Fortunately the world today is very different from that of 2003, Washington’s decrees are less effective in determining the world order. But in spite of this new, more balanced division of power amongst several powers, Washington appears ever more aggressive towards allies and enemies alike, regardless of which US president is in office.

China and Russia are leading this historic transition while being careful to avoid direct war with the United States. To succeed in this endeavor, they use a hybrid strategy involving diplomacy, military support to allies, and economic guarantees to countries under Washington’s attack.

The United States considers the whole planet its playground. Its military and political doctrine is based on the concept of liberal hegemony, as explained by political scientist John Mearsheimer. This imperialistic attitude has, over time, created a coordinated and semi-official front of countries resisting this liberal hegemony. The recent events in Venezuela indicate why cooperation between these counter-hegemonic countries is essential to accelerating the transition from a unipolar to a multipolar reality, where the damage US imperialism is able to bring about is diminished.

Moscow and Beijing lead the world by hindering Washington

Moscow and Beijing, following a complex relationship from the period of the Cold War, have managed to achieve a confluence of interests in their grand objectives over the coming years. The understanding they have come to mainly revolves around stemming the chaos Washington has unleashed on the world.

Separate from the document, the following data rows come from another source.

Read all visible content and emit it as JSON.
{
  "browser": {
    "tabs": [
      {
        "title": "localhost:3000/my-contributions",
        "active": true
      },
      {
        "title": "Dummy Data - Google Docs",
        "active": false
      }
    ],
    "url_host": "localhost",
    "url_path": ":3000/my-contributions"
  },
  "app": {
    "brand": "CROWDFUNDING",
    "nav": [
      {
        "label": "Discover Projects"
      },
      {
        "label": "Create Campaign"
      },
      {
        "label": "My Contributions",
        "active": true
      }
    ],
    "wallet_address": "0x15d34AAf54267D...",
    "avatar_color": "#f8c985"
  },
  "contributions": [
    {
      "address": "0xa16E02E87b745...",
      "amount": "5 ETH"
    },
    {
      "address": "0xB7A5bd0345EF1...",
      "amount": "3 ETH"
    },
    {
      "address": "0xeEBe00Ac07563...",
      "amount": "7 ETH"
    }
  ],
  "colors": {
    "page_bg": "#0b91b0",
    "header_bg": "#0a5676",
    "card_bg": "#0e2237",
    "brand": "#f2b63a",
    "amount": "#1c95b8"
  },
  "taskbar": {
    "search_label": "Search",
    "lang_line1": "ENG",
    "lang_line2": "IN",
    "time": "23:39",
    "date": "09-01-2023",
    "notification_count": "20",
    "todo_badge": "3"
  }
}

The guiding principle of the US military-intelligence apparatus is that if a country cannot be controlled (such as Iraq following the 2003 invasion), then it has to be destroyed in order to save it from falling into Sino-Russian camp. This is what the United States has attempted to do with Syria, and what it intends to do with Venezuela.

The Middle East is an area that has drawn global attention for some time, with Washington clearly interested in supporting its Israeli and Saudi allies in the region. Israel pursues a foreign policy aimed at dismantling the Iranian and Syrian states. Saudi Arabia also pursues a similar strategy against Iran and Syria, in addition to fueling a rift within the Arab world stemming from its differences with Qatar.

The foreign-policy decisions of Israel and Saudi Arabia have been supported by Washington for decades, for two very specific reasons: the influence of the Israel lobby in the US, and the need to ensure that Saudi Arabia and the OPEC countries sell oil in US dollars, thereby preserving the role of the US dollar as the global reserve currency.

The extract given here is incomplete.